Switch to Accessible Site
NY & NJ Counseling for Individuals,

Groups, Couples, and Families

 

 

 

Couple Therapy Session

Weight Loss/Weight Control

Perhaps you find yourself on a constant diet, or you are one of the lucky few who only tries to lose five or ten pounds when the seasons change, particularly winter into spring or summer. However, studies show that more than one-third of adults in the United States are obese, and another 32.5% of American adults are overweight. And approximately one in six children between the ages of two and 19 are obese.
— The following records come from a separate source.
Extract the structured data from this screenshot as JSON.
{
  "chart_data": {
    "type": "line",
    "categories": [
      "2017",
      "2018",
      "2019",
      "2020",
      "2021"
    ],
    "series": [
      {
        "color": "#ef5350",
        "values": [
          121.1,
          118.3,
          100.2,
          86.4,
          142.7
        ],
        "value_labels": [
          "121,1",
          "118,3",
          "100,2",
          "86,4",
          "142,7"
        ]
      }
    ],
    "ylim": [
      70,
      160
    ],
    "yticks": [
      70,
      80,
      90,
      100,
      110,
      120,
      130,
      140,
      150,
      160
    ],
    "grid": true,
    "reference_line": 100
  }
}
This is disturbing since people who are overweight or obese are more likely to have diabetes, heart disease, and excess weight is linked to many cancers. However, the daily struggle of keeping one's food, weight, and exercise under control can feel like a cancer of its own. We often start the day with the best of intentions, with many people skipping breakfast or even fasting. While this may be well-intentioned, it typically backfires since numerous studies show that breakfast is the most important meal of the day, and a well-balanced, high-protein breakfast can center the mind and body, and increase brain functioning for children and adults. It can also decrease the amount people eat in the evenings, which is especially important since eating after 7 pm is the most dangerous time in terms of weight gain.

Losing weight has become an obsession for many people. This is often more common among women, but many men have come to share this obsessive disorder. Food is the cheapest, most available-and publicly condoned-drug, form of social entertainment, antidepressant, and antianxiety agent, which makes successfully achieving and maintaining a reasonable weight much easier said than done. It involves incorporating some form of movement into our life most days, yet most dieters have come to associate exercise with drudgery. A key to successful weight loss if finding a form of movement (or two-three different kinds) we like, because we know that diversifying our exercise is essential to working on different muscles, and-maybe even more importantly-to avoid boredom so that we don't give up. We need to choose a form of movement we enjoy-whether it is jogging, playing tennis, riding a Peloton, or swimming. We often underestimate the value of simply walking, yet many of us have discovered that the number of steps we do in our daily activity actually makes a great difference in our weight. It is important that the movement you choose brings you pleasure, or overeaters may actually overeat after the exercise due to resentment for having felt punished by doing exercise they dislike.

Although you may be confused about what is the best diet to follow, there is one rule that cannot be emphasized enough-we are meant to eat when we are hungry and stop when we are full. Many people are unsure of when they are hungry. As Geneen Roth says, "Being hungry is like being in love: if you don't know, you're probably not." However, fullness is even harder for people. If we do not begin eating when we are hungry, we have no idea when to stop. The key to stopping at fullness is that you stop when you are full and can walk away from the table still feeling light. Don't worry about not having eaten enough. If you haven't eaten enough, you will know in twenty minutes-your brain will signal to your body that it needs more food, which you should give it.

Weight Control is a complex formula of balancing "calories in" with "calories out." To lose one pound a week, our bodies need 3,500 less calories per week than we are currently taking in. This means we need to find ways to move all year round, and eat healthier, lower fat, higher fiber foods with a variety of vitamins and minerals. Additionally, it is important for many people to include what they have often considered "treats" into their meal plan, whether that is occasionally, weekly, or daily, since, for many people, the more they diet, the more they feel deprived which leads to more binging. However, for those who have identified certain foods they feel physically addicted to, abstaining from those specific foods may be beneficial. You can still have a healthy, satisfying meal, without eating your trigger foods. To understand weight control, we must understand that food was meant to be fuel for our body and not to do all the other jobs we give it, such as managing our moods, entertaining us, or helping us socialize with less anxiety.

Finding serenity with your weight, food, and body frees you up to lead a more gratifying, meaningful, and happy life.